= Paul Achkar =

Archbishop of the Melkite Greek Catholic Archeparchy of Latakia, Lebanon

Paul Achkar (3 February 1893 in Damascus, Syria - 23 April 1982) was the first Archbishop of the Melkite Greek Catholic Archeparchy of Latakia in Lebanon.

==Life==
Paul Achkar was on August 15, 1921, ordained priest. He was appointed Archbishop of Latakia on 20 September 1961. His election was on November 11, 1961, and was confirmed by the Holy See.
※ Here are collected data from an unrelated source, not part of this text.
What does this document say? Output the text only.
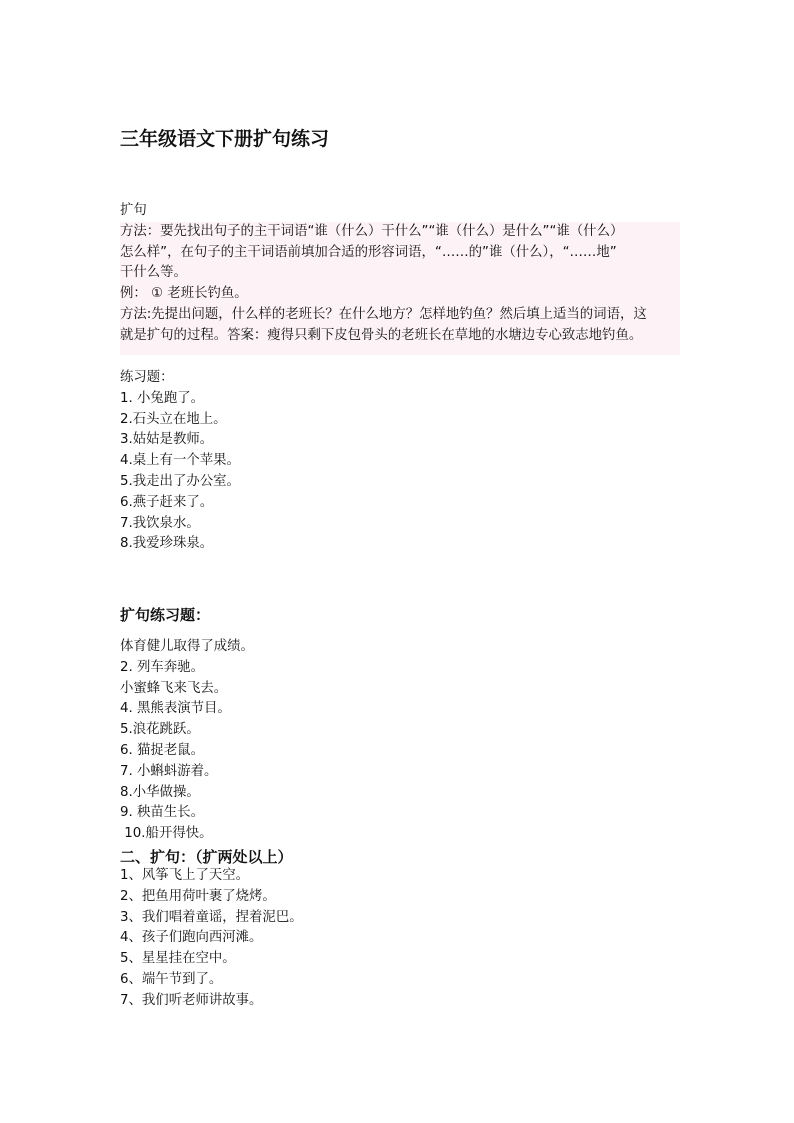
三年级语文下册扩句练习
扩句
方法：要先找出句子的主干词语“谁（什么）干什么”“谁（什么）是什么”“谁（什么）
怎么样”，在句子的主干词语前填加合适的形容词语，“……的”谁（什么），“……地”
干什么等。
例： ① 老班长钓鱼。
方法:先提出问题，什么样的老班长？在什么地方？怎样地钓鱼？然后填上适当的词语，这
就是扩句的过程。答案：瘦得只剩下皮包骨头的老班长在草地的水塘边专心致志地钓鱼。
练习题：
1. 小兔跑了。
2.石头立在地上。
3.姑姑是教师。
4.桌上有一个苹果。
5.我走出了办公室。
6.燕子赶来了。
7.我饮泉水。
8.我爱珍珠泉。
扩句练习题：
体育健儿取得了成绩。
2. 列车奔驰。
小蜜蜂飞来飞去。
4. 黑熊表演节目。
5.浪花跳跃。
6. 猫捉老鼠。
7. 小蝌蚪游着。
8.小华做操。
9. 秧苗生长。
10.船开得快。
二、扩句：（扩两处以上）
1、风筝飞上了天空。
2、把鱼用荷叶裹了烧烤。
3、我们唱着童谣，捏着泥巴。
4、孩子们跑向西河滩。
5、星星挂在空中。
6、端午节到了。
7、我们听老师讲故事。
On 17 December 1961 he was consecrated by the Patriarch of Antioch Maximos IV Sayegh, SMSP and his co-consecrators were Archbishop Athanasios Toutoungi of Aleppo and Archbishop Joseph Tawil, Auxiliary Bishop of Antioch. Achkar was from 1962 to 1965 a participant in the four sessions of the Second Vatican Council. As co-consecrator he assisted in the episcopal ordinations of Bishop Justin Najmy, BA (Patriarchal Exarch of the United States), Nicolas Naaman, SMSP (Archbishop of Bosra and Hauran) and Joseph Raya (Archbishop of Akka). From 1974 to 1975 he was a part-time Patriarchal Vicar of Jerusalem. Following the provisions of age he became on 18 August 1981 at the age of 88 years, Archbishop emeritus, and until his death on 23 April 1982 Archbishop Emeritus of Latakia. His successor was Michel Yatim.